Luego de que Ethan se fuera a dormir nosotros nos quedamos en el despacho.

-No puedo creer que Hannah esté embarazada.-dije aún incrédulo.-Ella es una niña, es como si Julie…-pero ni podía decirlo, mi niña no haría eso jamás.

-No me imagino cómo pueden sentirse sus padres ahora.-dijo con tristeza.-Y no puedo creer que se haya querido llevar a Ethan entre sus problemas.-dijo ahora molesta.

-Supongo que creyó que si Emmett creía que él era el padre no se enojaría tanto y lo vio fácil. Tal vez pensó que él se quedaría callado.

-Pero lo habría obligado a quedarse con ella y cuidar al niño. Le habría quitado tantas oportunidades porque el tipo con quien sale no quería hacerse cargo.-dijo ella completamente enojada, el lado maternal de Bella estaba encendido.

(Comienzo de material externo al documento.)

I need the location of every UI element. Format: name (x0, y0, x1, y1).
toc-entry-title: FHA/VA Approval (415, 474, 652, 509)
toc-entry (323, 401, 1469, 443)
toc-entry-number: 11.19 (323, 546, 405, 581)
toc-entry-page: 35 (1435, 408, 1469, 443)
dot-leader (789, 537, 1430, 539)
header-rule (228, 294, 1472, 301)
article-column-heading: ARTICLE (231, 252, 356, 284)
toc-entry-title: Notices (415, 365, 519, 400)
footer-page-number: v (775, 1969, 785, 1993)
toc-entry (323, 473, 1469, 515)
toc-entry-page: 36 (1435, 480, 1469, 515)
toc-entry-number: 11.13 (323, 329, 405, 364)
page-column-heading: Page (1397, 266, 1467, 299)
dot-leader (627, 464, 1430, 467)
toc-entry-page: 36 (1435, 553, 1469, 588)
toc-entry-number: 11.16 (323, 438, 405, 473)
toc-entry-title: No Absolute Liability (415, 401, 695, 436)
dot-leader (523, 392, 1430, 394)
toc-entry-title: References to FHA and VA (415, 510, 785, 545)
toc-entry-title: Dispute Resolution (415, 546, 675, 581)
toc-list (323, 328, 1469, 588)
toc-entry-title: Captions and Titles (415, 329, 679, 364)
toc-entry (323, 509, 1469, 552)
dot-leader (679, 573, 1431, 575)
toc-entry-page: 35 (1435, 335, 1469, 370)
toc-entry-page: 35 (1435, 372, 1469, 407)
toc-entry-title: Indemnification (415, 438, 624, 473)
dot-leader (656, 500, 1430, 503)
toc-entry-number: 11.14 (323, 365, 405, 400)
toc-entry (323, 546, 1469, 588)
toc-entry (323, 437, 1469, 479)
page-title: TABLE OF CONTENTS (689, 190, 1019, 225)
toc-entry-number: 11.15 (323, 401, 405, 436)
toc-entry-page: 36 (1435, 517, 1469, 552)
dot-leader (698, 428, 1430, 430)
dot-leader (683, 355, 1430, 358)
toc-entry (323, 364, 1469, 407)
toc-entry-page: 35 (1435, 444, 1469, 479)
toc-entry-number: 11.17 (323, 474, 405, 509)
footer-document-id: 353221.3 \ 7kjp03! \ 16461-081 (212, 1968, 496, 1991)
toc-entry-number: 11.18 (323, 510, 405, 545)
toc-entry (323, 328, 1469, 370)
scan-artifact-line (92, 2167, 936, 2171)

-Tranquila.-dije pasando mi brazo por sus hombros.-No creo que lo haya pensado bien cuando se los dijo a sus padres. Mañana aclararemos todo esto.-la atraje a mí hasta que la acomode en mi regazo ella sonrió y se acomodo en mi pecho.

Sonreí y comencé a besar su cuello, ella suspiro, mis manos acariciaban sus piernas, la deseaba demasiado, aun después de tantos años yo seguía deseándola como el primer día.

-¿Está intentando seducirme Señor Cullen?-pregunto coqueta con una sonrisa, le sonreí y seguí con lo que hacía.

-Puede ser.-dije sobre su oído, ella río bajito, la levante un poco solo para que quedara sobre mi regazo a horcajadas, ella sonrió y enredo sus brazos en mi cuello.-Eres hermosa.-le dije mirando esos ojos chocolate que me tenían completamente enamorado, ella sonrió y sus mejillas se pintaron de un bonito sonrojo, le agradecía al cielo que ese sonrojo no se hubiera perdido con los años.

-Gracias.-dijo acariciando mi cuello con sus manos. Su voz era ronca y sus ojos estaban más oscuros de lo normal, estaba excitada, su cuerpo aun reaccionaba a mis caricias y servía conocerla tan bien porque sabía que puntos de su cuerpo tocar para que ella se volviera loca.-¿Recuerdas nuestra primera vez?-sonreí y asentí, ese recuerdo era de mis favoritos.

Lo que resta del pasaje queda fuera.